Norbert Röttgen (CDU) sagt, das Ergebnis des Referendums, bei dem die Briten über den Brexit abgestimmt haben, sei rechtlich eigentlich gar nicht bindend. Vielmehr sei es ein Auftrag an die Regierung gewesen, das Ergebnis politisch umzusetzen. Stimmt seine Einschätzung?

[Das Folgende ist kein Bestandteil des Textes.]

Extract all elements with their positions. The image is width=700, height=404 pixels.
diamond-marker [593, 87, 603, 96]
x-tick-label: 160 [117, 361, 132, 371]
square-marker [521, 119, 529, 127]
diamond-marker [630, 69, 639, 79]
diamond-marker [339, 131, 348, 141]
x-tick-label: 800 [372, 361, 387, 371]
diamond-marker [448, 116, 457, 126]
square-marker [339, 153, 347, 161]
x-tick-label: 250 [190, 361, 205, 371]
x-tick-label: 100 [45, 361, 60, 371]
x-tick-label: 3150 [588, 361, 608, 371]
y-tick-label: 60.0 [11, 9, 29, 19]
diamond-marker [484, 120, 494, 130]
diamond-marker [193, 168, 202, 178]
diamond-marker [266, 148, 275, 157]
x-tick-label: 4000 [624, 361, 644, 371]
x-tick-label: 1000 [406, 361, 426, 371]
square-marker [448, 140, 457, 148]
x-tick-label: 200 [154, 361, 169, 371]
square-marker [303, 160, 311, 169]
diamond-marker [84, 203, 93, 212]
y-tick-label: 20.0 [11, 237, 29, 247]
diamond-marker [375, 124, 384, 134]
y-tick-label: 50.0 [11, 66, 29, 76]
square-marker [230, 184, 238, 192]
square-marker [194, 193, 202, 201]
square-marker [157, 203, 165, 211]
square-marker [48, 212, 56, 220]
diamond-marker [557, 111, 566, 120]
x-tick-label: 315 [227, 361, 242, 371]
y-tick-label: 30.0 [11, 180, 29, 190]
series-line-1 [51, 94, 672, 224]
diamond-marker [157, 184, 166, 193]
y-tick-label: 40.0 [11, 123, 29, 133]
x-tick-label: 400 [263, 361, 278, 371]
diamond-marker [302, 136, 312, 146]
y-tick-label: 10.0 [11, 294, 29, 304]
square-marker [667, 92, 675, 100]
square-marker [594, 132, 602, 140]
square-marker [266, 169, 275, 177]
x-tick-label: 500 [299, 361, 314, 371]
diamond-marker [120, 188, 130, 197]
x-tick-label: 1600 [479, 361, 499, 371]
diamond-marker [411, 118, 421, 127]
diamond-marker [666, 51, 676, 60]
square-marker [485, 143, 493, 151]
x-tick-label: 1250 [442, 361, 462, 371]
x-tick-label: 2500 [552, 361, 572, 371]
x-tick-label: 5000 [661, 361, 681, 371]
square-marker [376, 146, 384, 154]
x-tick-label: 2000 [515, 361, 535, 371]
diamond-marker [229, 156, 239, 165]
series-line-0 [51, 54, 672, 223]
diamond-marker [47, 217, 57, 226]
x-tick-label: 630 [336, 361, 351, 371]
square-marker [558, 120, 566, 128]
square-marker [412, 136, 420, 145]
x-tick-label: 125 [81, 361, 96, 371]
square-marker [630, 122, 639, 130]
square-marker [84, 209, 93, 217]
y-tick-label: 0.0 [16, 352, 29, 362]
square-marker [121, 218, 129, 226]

“In der Tat war das Brexit-Referendum von Juni 2016 rechtlich nicht bindend“, sagt auch Dr. Nicolai von Ondarza. In Großbritannien gelte traditionell die Parlamentssouveränität. “Gemäß dem European Union Referendum Act von 2015 handelte es sich daher vielmehr um ein ‘beratendes Referendum‘ (advisory Referendum) ohne rechtliche Bindewirkung für das Parlament.“ Diese Sichtweise sei auch in einem Urteil des britischen Supreme Courts im November 2016 bestätigt worden, so von Ondarza.

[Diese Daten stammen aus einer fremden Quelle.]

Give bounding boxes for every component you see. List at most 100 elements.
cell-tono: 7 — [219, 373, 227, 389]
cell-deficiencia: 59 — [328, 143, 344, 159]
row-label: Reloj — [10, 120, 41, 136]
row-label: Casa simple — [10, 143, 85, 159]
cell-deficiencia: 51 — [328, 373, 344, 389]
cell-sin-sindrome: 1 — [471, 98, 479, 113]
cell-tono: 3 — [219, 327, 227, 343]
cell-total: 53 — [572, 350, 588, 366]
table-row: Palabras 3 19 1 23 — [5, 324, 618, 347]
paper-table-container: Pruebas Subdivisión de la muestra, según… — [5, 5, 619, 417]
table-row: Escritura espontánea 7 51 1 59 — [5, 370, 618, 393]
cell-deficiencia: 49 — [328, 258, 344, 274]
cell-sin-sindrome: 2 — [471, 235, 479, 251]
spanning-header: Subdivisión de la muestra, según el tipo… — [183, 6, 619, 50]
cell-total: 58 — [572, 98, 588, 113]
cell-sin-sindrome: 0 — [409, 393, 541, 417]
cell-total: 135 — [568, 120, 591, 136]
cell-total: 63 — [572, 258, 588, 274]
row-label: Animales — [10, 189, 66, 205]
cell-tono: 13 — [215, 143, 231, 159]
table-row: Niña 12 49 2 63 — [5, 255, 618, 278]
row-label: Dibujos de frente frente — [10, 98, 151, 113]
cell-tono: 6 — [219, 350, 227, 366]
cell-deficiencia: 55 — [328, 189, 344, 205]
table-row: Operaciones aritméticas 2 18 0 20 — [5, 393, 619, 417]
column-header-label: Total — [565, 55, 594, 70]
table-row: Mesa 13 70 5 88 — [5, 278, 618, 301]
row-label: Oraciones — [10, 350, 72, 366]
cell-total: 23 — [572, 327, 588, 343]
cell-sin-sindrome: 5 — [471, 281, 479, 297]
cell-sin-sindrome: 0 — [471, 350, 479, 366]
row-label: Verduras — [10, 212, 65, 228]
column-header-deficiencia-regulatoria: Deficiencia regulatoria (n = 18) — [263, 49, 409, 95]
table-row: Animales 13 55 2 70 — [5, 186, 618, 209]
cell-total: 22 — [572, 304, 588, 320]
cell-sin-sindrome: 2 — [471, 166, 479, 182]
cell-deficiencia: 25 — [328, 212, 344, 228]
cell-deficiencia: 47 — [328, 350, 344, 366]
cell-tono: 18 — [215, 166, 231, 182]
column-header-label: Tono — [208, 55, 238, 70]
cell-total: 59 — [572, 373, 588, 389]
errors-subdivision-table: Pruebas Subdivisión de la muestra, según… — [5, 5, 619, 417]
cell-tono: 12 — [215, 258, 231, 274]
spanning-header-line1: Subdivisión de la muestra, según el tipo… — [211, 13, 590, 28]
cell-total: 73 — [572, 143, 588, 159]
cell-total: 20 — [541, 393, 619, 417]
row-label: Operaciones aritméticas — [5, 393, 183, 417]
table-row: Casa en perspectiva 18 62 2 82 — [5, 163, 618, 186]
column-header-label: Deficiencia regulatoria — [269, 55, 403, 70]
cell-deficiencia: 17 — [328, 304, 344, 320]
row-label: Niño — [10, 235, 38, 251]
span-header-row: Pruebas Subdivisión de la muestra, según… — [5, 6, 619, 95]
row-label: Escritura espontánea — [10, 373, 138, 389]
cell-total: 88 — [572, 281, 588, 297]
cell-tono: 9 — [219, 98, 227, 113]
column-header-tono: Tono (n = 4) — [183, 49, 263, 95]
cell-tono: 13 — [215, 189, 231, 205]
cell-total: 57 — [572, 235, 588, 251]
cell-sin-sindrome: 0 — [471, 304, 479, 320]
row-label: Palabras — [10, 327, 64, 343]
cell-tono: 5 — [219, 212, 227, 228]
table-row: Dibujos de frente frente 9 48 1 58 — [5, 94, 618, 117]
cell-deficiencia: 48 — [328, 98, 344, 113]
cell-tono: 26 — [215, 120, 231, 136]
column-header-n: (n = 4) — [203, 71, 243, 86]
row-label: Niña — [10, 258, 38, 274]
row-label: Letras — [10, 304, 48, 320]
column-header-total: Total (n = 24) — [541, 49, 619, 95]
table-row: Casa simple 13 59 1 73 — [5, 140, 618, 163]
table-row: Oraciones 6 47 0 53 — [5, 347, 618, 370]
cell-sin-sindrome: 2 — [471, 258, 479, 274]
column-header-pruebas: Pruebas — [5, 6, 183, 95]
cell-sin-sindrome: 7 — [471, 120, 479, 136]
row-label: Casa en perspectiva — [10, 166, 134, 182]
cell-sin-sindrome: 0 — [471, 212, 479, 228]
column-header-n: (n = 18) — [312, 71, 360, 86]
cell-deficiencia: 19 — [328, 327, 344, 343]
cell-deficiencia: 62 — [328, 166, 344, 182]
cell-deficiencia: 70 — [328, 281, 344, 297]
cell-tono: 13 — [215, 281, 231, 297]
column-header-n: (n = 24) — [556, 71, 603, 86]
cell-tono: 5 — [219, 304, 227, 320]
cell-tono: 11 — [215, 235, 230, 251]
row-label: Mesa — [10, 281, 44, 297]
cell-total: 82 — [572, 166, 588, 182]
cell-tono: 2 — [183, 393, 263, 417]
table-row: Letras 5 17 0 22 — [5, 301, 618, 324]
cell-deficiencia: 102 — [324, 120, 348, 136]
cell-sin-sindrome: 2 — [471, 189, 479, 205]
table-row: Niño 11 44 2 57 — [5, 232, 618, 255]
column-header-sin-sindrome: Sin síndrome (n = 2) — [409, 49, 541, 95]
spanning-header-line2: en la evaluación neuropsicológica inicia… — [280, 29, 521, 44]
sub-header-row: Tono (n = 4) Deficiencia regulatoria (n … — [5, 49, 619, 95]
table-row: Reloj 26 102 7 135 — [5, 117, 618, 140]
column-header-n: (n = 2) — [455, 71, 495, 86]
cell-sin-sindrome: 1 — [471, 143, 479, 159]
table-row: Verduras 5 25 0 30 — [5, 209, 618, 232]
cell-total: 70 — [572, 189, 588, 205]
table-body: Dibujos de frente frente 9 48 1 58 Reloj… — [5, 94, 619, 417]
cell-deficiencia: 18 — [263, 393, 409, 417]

Seiner Ansicht nach habe das Referendum jedoch aus zwei Gründen eine enorme demokratische Bindewirkung in der britischen Politik erzeugt: “Zum einen haben alle Beteiligten vor der Volksabstimmung fest zugesagt, das Ergebnis zu akzeptieren und umzusetzen. So hat die britische Regierung unter dem damaligen Premierminister David Cameron der britischen Bevölkerung versprochen ‘This is your decision. The government will implement what you decide‘ (‘Das ist eure Entscheidung. Die Regierung wird umsetzen, was ihr entscheidet.‘). Auch nach dem Referendum haben alle großen Parteien zugesagt, das Ergebnis zu respektieren“, erinnert von Ondarza. Darüber hinaus habe es mit 72,2 Prozent eine höhere Wahlbeteiligung gegeben als bei allen anderen britischen Wahlen seit 1992 und mit 17,4 Mio. Stimmen hätten mehr Briten für den Brexit gestimmt als für Tony Blair oder Margaret Thatcher auf dem jeweiligen Zenit ihrer Macht. Nach Ansicht des Experten trägt diese politische Bindewirkung auch zur aktuellen konstitutionellen Krise in Großbritannien bei. “Nachdem das Parlament bisher keinen Weg gefunden hat, den Brexit umzusetzen, werfen viele Brexit-Befürworter dem Parlament vor, sich gegen den Willen des Volkes zu stellen“, sagt von Ondarza.

Kühnerts Schlagzeilen-Wunsch in der englischen Übersetzung

Eine Schlagzeile, die sich Kevin Kühnert am kommenden Freitag in der britischen Presse wünscht, ist, “dass ein vernünftiges Mehr an Zeit gewonnen wurde, um die Briten noch einmal neu entscheiden zu lassen, mit einem zweiten Referendum.“

Der britische Journalist Grahame Lucas, vielen als Großbritannien-Experte auf "phoenix" bekannt, hätte diesen Satz für eine britische Zeitung wie folgt übersetzt: "A reasonable extra time has been gained to let the British decide once again, with a second referendum." Denkbar wäre auch: "Enough time has been gained for the British to hold a second referendum."

Da natürlich beide Sätze für eine Zeitungsschlagzeile zu lang sind, schlägt Lucas vor, Kühnerts Wunsch kürzer und prägnanter auszudrücken: "Time gained – new vote!" oder aber auch: "Time gained for a second vote".